Ms. Popkin became Hadassah’s president in 1984. During her tenure it had 380,000 members, making it one of the largest women’s volunteer organizations in the world. (It now has 330,000 members, supporters and donors, the group says.)
Under Ms. Popkin, Hadassah helped house and acclimate the first major wave of young Ethiopian Jewish immigrants to Israel as part of Youth Aliyah, a program that had long helped young refugees and impoverished Israeli children. There are now more than 100,000 Ethiopian Jews in the country. Hadassah also raised money to plant 100,000 trees in Israel.
Ms. Popkin was frequently Hadassah’s delegate to the World Zionist Congress, the policy-making body of the World Zionist Organization.

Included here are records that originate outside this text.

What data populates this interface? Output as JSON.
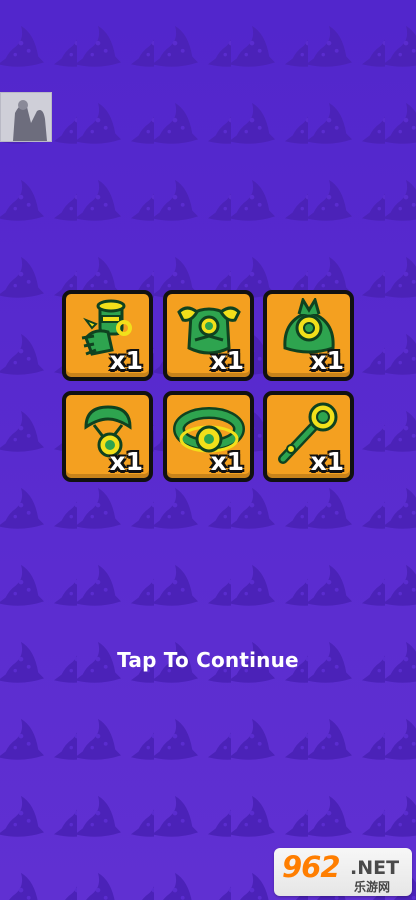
{
  "background": {
    "color": "#5b2bd0",
    "pattern_icon": "wizard-hat-icon"
  },
  "rewards": [
    {
      "name": "gauntlet-icon",
      "quantity": "x1"
    },
    {
      "name": "chest-armor-icon",
      "quantity": "x1"
    },
    {
      "name": "helmet-icon",
      "quantity": "x1"
    },
    {
      "name": "amulet-icon",
      "quantity": "x1"
    },
    {
      "name": "belt-icon",
      "quantity": "x1"
    },
    {
      "name": "staff-icon",
      "quantity": "x1"
    }
  ],
  "prompt": "Tap To Continue",
  "watermark": {
    "logo": "962",
    "domain": ".NET",
    "sub": "乐游网"
  },
  "colors": {
    "card_fill": "#f4a020",
    "item_green": "#2ea44f",
    "item_yellow": "#f2e01a"
  }
}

In 1987 she served as the Congress’s president.
Her Hadassah presidency ended in 1988, but she continued to serve on the organization’s national board until recent years.
As president of the Jewish National Fund, beginning in 1989, she helped resettle Ethiopian and Russian refugees in Israel and undertook environmental projects, like the redevelopment of the Hula Valley in northern Israel. Her term ended in 1992.
Ruth Willion was born in Brooklyn on June 13, 1913. She studied philosophy at Brooklyn College and worked as an assistant buyer at Stern’s department store before marrying Morris Popkin in 1937. They had three children, one of whom, their daughter Victoria, died in 1969.
Mr. Popkin, who owned two fish markets and later invested in commercial real estate, died in 1978. In addition to her son, she is survived by another daughter, Louise Popkin; and two grandchildren.
Ms. Popkin told The Times that her work with Hadassah had been transformative. “From a timid young housewife,” she said, “it educated me toward understanding and appreciation for my heritage, gave me an education in Zionist history and the development of our Jewish history.”